In vitro and in vivo modulatory effects of fluoxetine on gene expression and antioxidant enzymes in CFA-induced chronic inflammatory model: drug repurposing for arthritis

Hafiz Muhammad Irfan; Awais Anjum; Mulazim Hussain Asim; Saeed Ur Rasheed; Alamgeer; Farzana Siddique

doi:10.1007/s10787-024-01553-5

In vitro and in vivo modulatory effects of fluoxetine on gene expression and antioxidant enzymes in CFA-induced chronic inflammatory model: drug repurposing for arthritis

Inflammopharmacology. 2024 Aug 27. doi: 10.1007/s10787-024-01553-5. Online ahead of print.

Authors

Hafiz Muhammad Irfan¹, Awais Anjum², Mulazim Hussain Asim², Saeed Ur Rasheed², Alamgeer³, Farzana Siddique⁴

Affiliations

¹ College of Pharmacy, University of Sargodha, Sargodha, 40100, Pakistan. muhammad.irfan@uos.edu.pk.
² College of Pharmacy, University of Sargodha, Sargodha, 40100, Pakistan.
³ Punjab University College of Pharmacy, University of the Punjab, Lahore, 54000, Pakistan.
⁴ Institute of Science and Nutrition, University of Sargodha, Sargodha, 40100, Pakistan.

PMID: 39192161
DOI: 10.1007/s10787-024-01553-5

Abstract

Fluoxetine, being a selective serotonin uptake inhibitor, has been broadly used to modulate the neurotransmission of serotonin in the central nervous system. Fluoxetine performs a number of crucial central nervous system-related tasks, including neuroprotective effects against microglial neurotoxicity and protecting oxidative cell damage produced by stress in a variety of stress-related unfavourable health disorders. Studies have shown that the drug (fluoxetine) also has analgesic and anti-inflammatory characteristics in addition to its other basic benefits.

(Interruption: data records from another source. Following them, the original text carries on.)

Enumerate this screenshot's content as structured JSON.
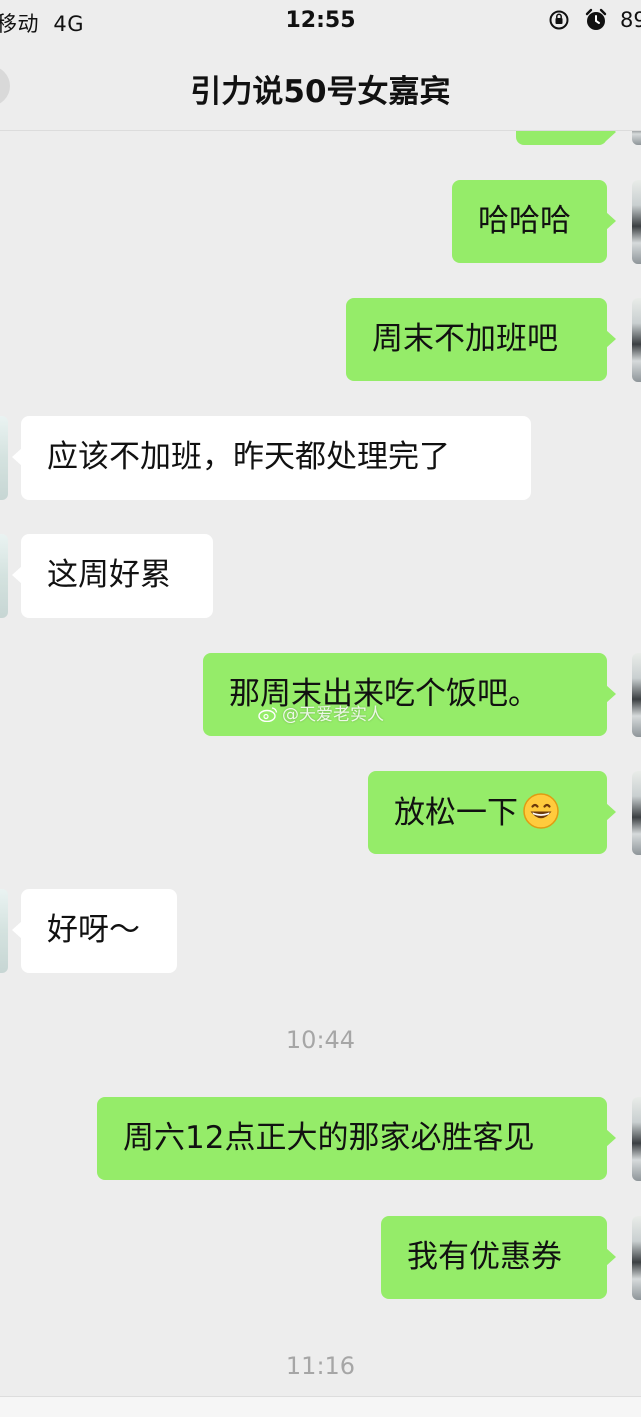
{
  "status_bar": {
    "carrier": "移动  4G",
    "time": "12:55",
    "battery": "89"
  },
  "header": {
    "title": "引力说50号女嘉宾"
  },
  "messages": [
    {
      "side": "sent",
      "text": "哈哈哈"
    },
    {
      "side": "sent",
      "text": "周末不加班吧"
    },
    {
      "side": "received",
      "text": "应该不加班，昨天都处理完了"
    },
    {
      "side": "received",
      "text": "这周好累"
    },
    {
      "side": "sent",
      "text": "那周末出来吃个饭吧。"
    },
    {
      "side": "sent",
      "text": "放松一下",
      "emoji": "grinning-face"
    },
    {
      "side": "received",
      "text": "好呀～"
    },
    {
      "side": "time",
      "text": "10:44"
    },
    {
      "side": "sent",
      "text": "周六12点正大的那家必胜客见"
    },
    {
      "side": "sent",
      "text": "我有优惠券"
    },
    {
      "side": "time",
      "text": "11:16"
    }
  ],
  "watermark": {
    "text": "@天爱老实人",
    "icon": "weibo-icon"
  },
  "colors": {
    "background": "#ededed",
    "sent_bubble": "#95ec69",
    "received_bubble": "#ffffff",
    "timestamp": "#a6a6a6"
  }
}
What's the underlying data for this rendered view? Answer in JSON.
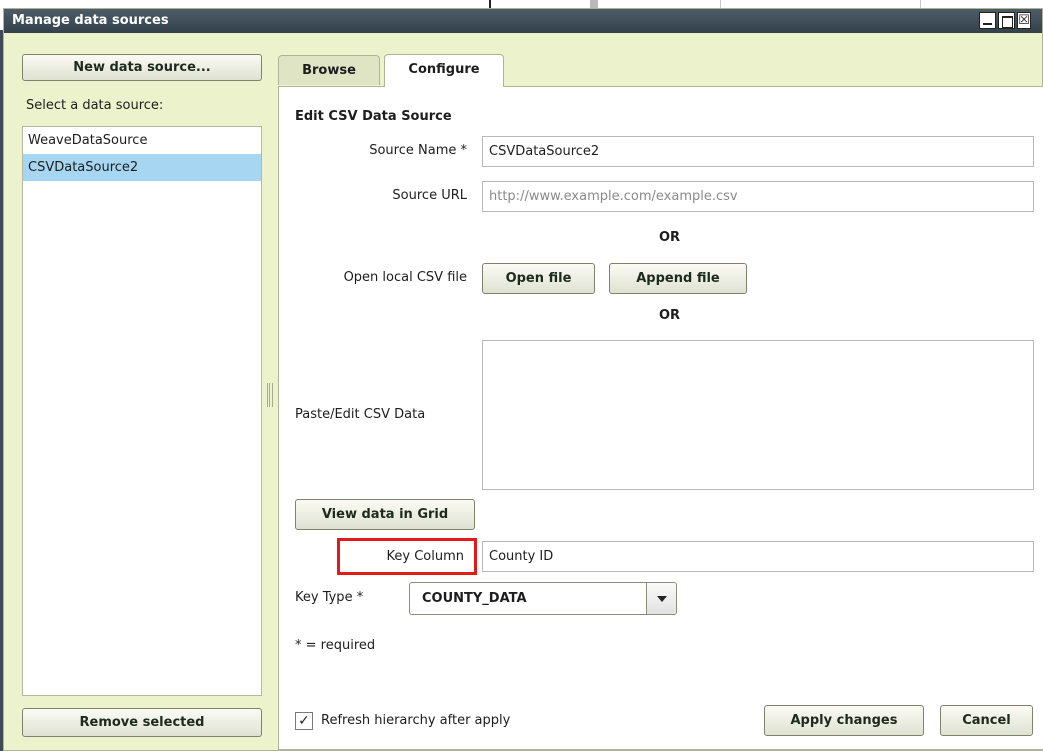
{
  "window": {
    "title": "Manage data sources",
    "controls": {
      "minimize_icon": "minimize-icon",
      "maximize_icon": "maximize-icon",
      "close_glyph": "☒"
    }
  },
  "left_panel": {
    "new_button": "New data source...",
    "select_label": "Select a data source:",
    "sources": [
      "WeaveDataSource",
      "CSVDataSource2"
    ],
    "selected_index": 1,
    "remove_button": "Remove selected"
  },
  "tabs": [
    {
      "label": "Browse",
      "active": false
    },
    {
      "label": "Configure",
      "active": true
    }
  ],
  "form": {
    "heading": "Edit CSV Data Source",
    "source_name_label": "Source Name *",
    "source_name_value": "CSVDataSource2",
    "source_url_label": "Source URL",
    "source_url_placeholder": "http://www.example.com/example.csv",
    "or_1": "OR",
    "open_local_label": "Open local CSV file",
    "open_file_button": "Open file",
    "append_file_button": "Append file",
    "or_2": "OR",
    "paste_label": "Paste/Edit CSV Data",
    "paste_value": "",
    "view_grid_button": "View data in Grid",
    "key_column_label": "Key Column",
    "key_column_value": "County ID",
    "key_type_label": "Key Type *",
    "key_type_value": "COUNTY_DATA",
    "required_note": "* = required",
    "refresh_checkbox_label": "Refresh hierarchy after apply",
    "refresh_checked": true,
    "check_glyph": "✓",
    "apply_button": "Apply changes",
    "cancel_button": "Cancel"
  },
  "colors": {
    "titlebar": "#3d4b56",
    "window_bg": "#ecf3cc",
    "selected_row": "#a6d6f2",
    "highlight_box": "#e11a1a"
  }
}
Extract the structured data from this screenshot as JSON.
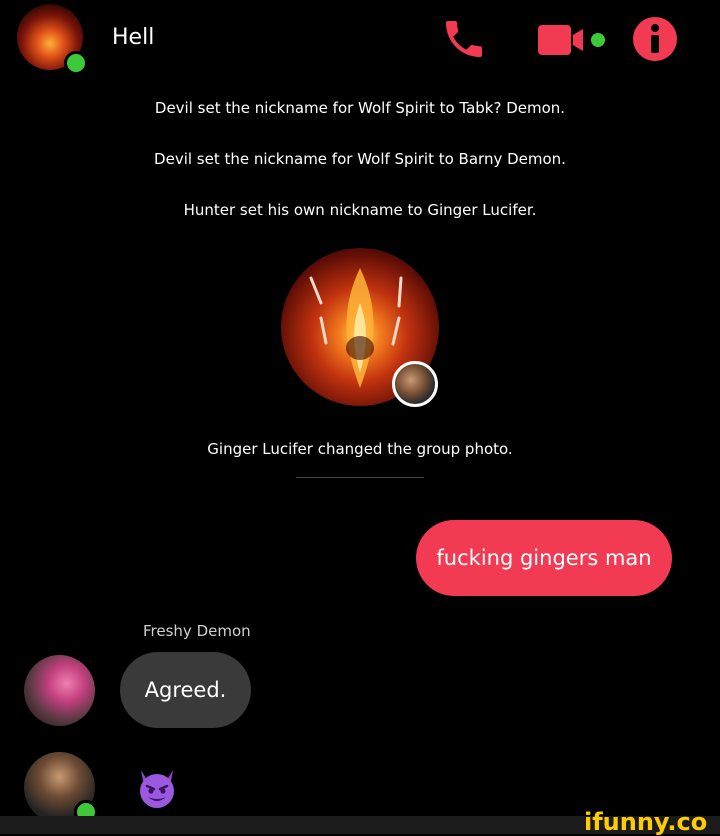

Furthermore, existing treatment approaches (NSAIDs, DMARDs, corticosteroids and other immunosuppressants) for RA have limited effects on chronic immunological models. These facts served as the basis for carrying out a study on fluoxetine to explore its therapeutics in a chronic inflammatory rat model called Freund's complete adjuvant (FCA)-induced arthritis. The therapeutic effect of the fluoxetine in FCA-induced arthritic rats was assessed by paw volume, paw diameter, arthritic index and body weight at specific days through the experiment of 28 days. These findings were further co-investigated by haematological, biochemical parameters and radiographic imaging at the end of experiment. Furthermore, the modulatory effects on gene expression (NF-κB, PGE2, COX2, INF-γ, IL-4 and IL-10) and antioxidant properties were gritty using qRT-PCR and ELISA kits, respectively, in experimental arthritic rats. Fluoxetine at 10, 20 and 40 mg/kg doses reduced (p < 0.001) the serum concentration of C-reactive protein and rheumatoid factor as well as suppressed the expression of PGE2, NF-kB, COX2 and INF-γ when compared to arthritic control. Moreover, fluoxetine (at higher doses) caused significant rise of IL-4 and IL-10. These findings supported the anti-inflammatory and antioxidant potential of fluoxetine in chronic inflammatory model and endorsed it for clinical trials.

Keywords: Animal model; CFA; ELISA; Fluoxetine; INF-γ; RT-PCR.